On the hunt for precious Opal gemstones, scientists have revealed a new dinosaur species, representing the first evidence of a dinosaur herd in Australia. The new dinosaur species found in the glimmering fossil makes the most complete opalized dinosaur skeleton in the world.
The fossilized dinosaur herd was discovered in the 1980s by opal miner Bob Foster in the Sheepyard opal field. Some of the bones were taken to the Australian Museum in Sydney where paleontologists identified them. A party of researchers returned to the site to help excavate the rest of the fossils. The researchers managed to uncover more than 60 fossils.
The fossils were displayed at the Australian Museum for a few years, and then were later loaned to the Australian Opal Centre. His children donated the fossils to the center in 2015 officially, which is when the scientific research began.
Paleontologist Phil Bell at the University of New England, Armidale found that the glimmering fossils belong to a new dinosaur species. However, while examining the bones in the fossil, Bell and his team found that there were more than just one dinosaur.

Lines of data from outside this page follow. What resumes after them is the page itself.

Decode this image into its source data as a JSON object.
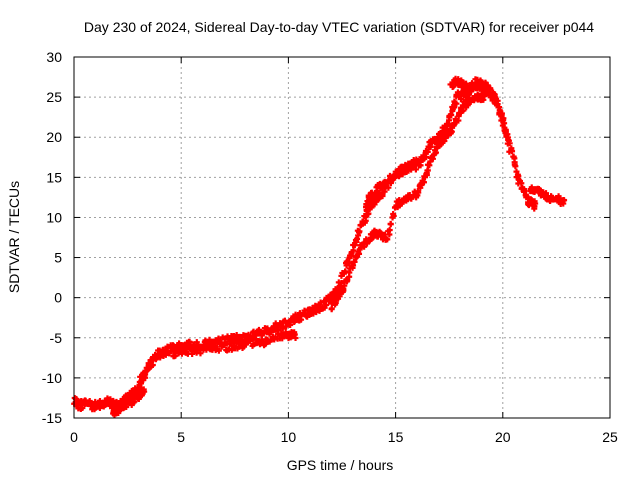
{
  "chart_data": {
    "type": "scatter",
    "title": "Day 230 of 2024, Sidereal Day-to-day VTEC variation (SDTVAR) for receiver p044",
    "xlabel": "GPS time / hours",
    "ylabel": "SDTVAR / TECUs",
    "xlim": [
      0,
      25
    ],
    "ylim": [
      -15,
      30
    ],
    "xticks": [
      0,
      5,
      10,
      15,
      20,
      25
    ],
    "yticks": [
      -15,
      -10,
      -5,
      0,
      5,
      10,
      15,
      20,
      25,
      30
    ],
    "grid": true,
    "marker_color": "#ff0000",
    "series": [
      {
        "name": "SDTVAR",
        "trace_main": [
          [
            0.0,
            -13.0
          ],
          [
            0.3,
            -13.4
          ],
          [
            0.6,
            -13.0
          ],
          [
            0.9,
            -13.5
          ],
          [
            1.2,
            -13.2
          ],
          [
            1.5,
            -13.0
          ],
          [
            1.8,
            -13.3
          ],
          [
            2.1,
            -13.5
          ],
          [
            2.4,
            -12.8
          ],
          [
            2.7,
            -12.0
          ],
          [
            3.0,
            -11.0
          ],
          [
            3.2,
            -10.0
          ],
          [
            3.4,
            -9.0
          ],
          [
            3.6,
            -8.0
          ],
          [
            3.8,
            -7.3
          ],
          [
            4.0,
            -7.0
          ],
          [
            4.3,
            -6.6
          ],
          [
            4.6,
            -6.4
          ],
          [
            5.0,
            -6.2
          ],
          [
            5.3,
            -6.0
          ],
          [
            5.6,
            -6.0
          ],
          [
            6.0,
            -5.8
          ],
          [
            6.3,
            -5.8
          ],
          [
            6.6,
            -5.6
          ],
          [
            7.0,
            -5.4
          ],
          [
            7.3,
            -5.3
          ],
          [
            7.6,
            -5.2
          ],
          [
            8.0,
            -5.0
          ],
          [
            8.3,
            -4.8
          ],
          [
            8.6,
            -4.5
          ],
          [
            9.0,
            -4.2
          ],
          [
            9.3,
            -3.8
          ],
          [
            9.6,
            -3.5
          ],
          [
            10.0,
            -3.0
          ],
          [
            10.3,
            -2.6
          ],
          [
            10.6,
            -2.2
          ],
          [
            11.0,
            -1.8
          ],
          [
            11.3,
            -1.4
          ],
          [
            11.6,
            -1.0
          ],
          [
            12.0,
            0.0
          ],
          [
            12.3,
            1.0
          ],
          [
            12.6,
            3.0
          ],
          [
            12.9,
            5.0
          ],
          [
            13.2,
            7.5
          ],
          [
            13.5,
            9.5
          ],
          [
            13.8,
            11.0
          ],
          [
            14.0,
            12.0
          ],
          [
            14.3,
            13.0
          ],
          [
            14.6,
            14.0
          ],
          [
            15.0,
            15.0
          ],
          [
            15.3,
            15.8
          ],
          [
            15.6,
            16.3
          ],
          [
            16.0,
            16.5
          ],
          [
            16.3,
            17.5
          ],
          [
            16.6,
            19.0
          ],
          [
            17.0,
            20.0
          ],
          [
            17.3,
            21.0
          ],
          [
            17.6,
            23.0
          ],
          [
            17.9,
            25.0
          ],
          [
            18.2,
            25.5
          ],
          [
            18.5,
            26.0
          ],
          [
            18.8,
            26.5
          ],
          [
            19.1,
            26.0
          ],
          [
            19.4,
            25.5
          ],
          [
            19.7,
            24.5
          ],
          [
            20.0,
            22.0
          ],
          [
            20.3,
            19.0
          ],
          [
            20.6,
            16.0
          ],
          [
            20.9,
            13.5
          ],
          [
            21.2,
            12.0
          ],
          [
            21.5,
            11.5
          ]
        ],
        "trace_lower": [
          [
            1.8,
            -14.2
          ],
          [
            2.1,
            -14.0
          ],
          [
            2.4,
            -13.6
          ],
          [
            2.7,
            -13.0
          ],
          [
            3.0,
            -12.3
          ],
          [
            3.2,
            -11.6
          ],
          [
            4.6,
            -7.0
          ],
          [
            5.0,
            -6.8
          ],
          [
            5.6,
            -6.6
          ],
          [
            6.3,
            -6.4
          ],
          [
            7.0,
            -6.2
          ],
          [
            7.6,
            -6.0
          ],
          [
            8.0,
            -5.8
          ],
          [
            8.6,
            -5.5
          ],
          [
            9.0,
            -5.5
          ],
          [
            9.6,
            -4.8
          ],
          [
            10.0,
            -4.6
          ],
          [
            10.3,
            -4.6
          ],
          [
            12.0,
            -1.0
          ],
          [
            12.3,
            0.0
          ],
          [
            12.6,
            1.5
          ],
          [
            13.0,
            4.0
          ],
          [
            13.4,
            6.5
          ],
          [
            13.8,
            7.5
          ],
          [
            14.0,
            8.0
          ],
          [
            14.3,
            7.8
          ],
          [
            14.6,
            7.5
          ],
          [
            15.0,
            11.5
          ],
          [
            15.3,
            12.0
          ],
          [
            15.6,
            12.5
          ],
          [
            16.0,
            13.0
          ],
          [
            16.3,
            14.5
          ],
          [
            16.6,
            17.0
          ],
          [
            17.0,
            19.0
          ],
          [
            17.3,
            20.0
          ],
          [
            17.6,
            21.0
          ],
          [
            17.9,
            22.5
          ],
          [
            18.2,
            24.0
          ],
          [
            18.5,
            24.5
          ],
          [
            18.8,
            25.0
          ],
          [
            19.1,
            25.0
          ]
        ],
        "trace_upper": [
          [
            13.6,
            11.0
          ],
          [
            13.8,
            12.5
          ],
          [
            14.0,
            13.0
          ],
          [
            14.3,
            14.0
          ],
          [
            14.6,
            14.5
          ],
          [
            15.3,
            16.0
          ],
          [
            15.6,
            16.5
          ],
          [
            16.0,
            16.8
          ],
          [
            17.6,
            26.5
          ],
          [
            17.9,
            27.0
          ],
          [
            18.2,
            26.5
          ],
          [
            18.5,
            26.0
          ],
          [
            18.8,
            27.0
          ],
          [
            19.2,
            26.5
          ],
          [
            19.5,
            25.5
          ],
          [
            19.8,
            24.0
          ],
          [
            20.2,
            20.0
          ]
        ],
        "trace_tail": [
          [
            21.3,
            13.5
          ],
          [
            21.6,
            13.2
          ],
          [
            21.9,
            13.0
          ],
          [
            22.2,
            12.3
          ],
          [
            22.5,
            12.5
          ],
          [
            22.8,
            11.8
          ]
        ]
      }
    ]
  }
}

“We initially assumed it was a single skeleton, but when I started looking at some of the bones, I realised that we had four scapulae (shoulder blades) all from different sized animals,” Bell said in a statement about the study published in the Journal of Vertebrate Paleontology on Monday. “There are about 60 opalised bones from one adult dinosaur, including part of the braincase, and bones from at least another three animals.”
They named the new dinosaur species Fostoria dhimbangunmal, to credit Bob Foster’s discovery of the fossil, while the species name translates to “sheepyard” in the Yuwaalaraay language, which was widely spoken by people who lived in New South Wales in the past.
The fossils revealed that the new dinosaur species was a herbivore which used its hind legs for movement, belonging to a dinosaur group called iguanodons. They found parts of four Fostoria skeletons which include younger dinosaurs, as well as adults which could likely be around 16 feet long. Researchers believe the glimmering fossils represent a family of dinosaurs or a small herd.
“Fostoria has given us the most complete opalised dinosaur skeleton in the world. Partial skeletons of extinct swimming reptiles have been found at other Australian opal fields, but for opalised dinosaurs we generally have only a single bone or tooth, or in rare instances, a few bones,” said Jenni Brammall, study author, paleontologist and special projects officer of the Australian Opal Centre. “To recover dozens of bones from the one skeleton is a first.”
Opal can be found in any color in the visible electromagnetic spectrum, with the vast majority of opal in the world being mined in the Australian outback. Opal forms in rock cavities, which means that when a bone gets buried in sand or clay and becomes a stone after some time, opal creates a “copy.”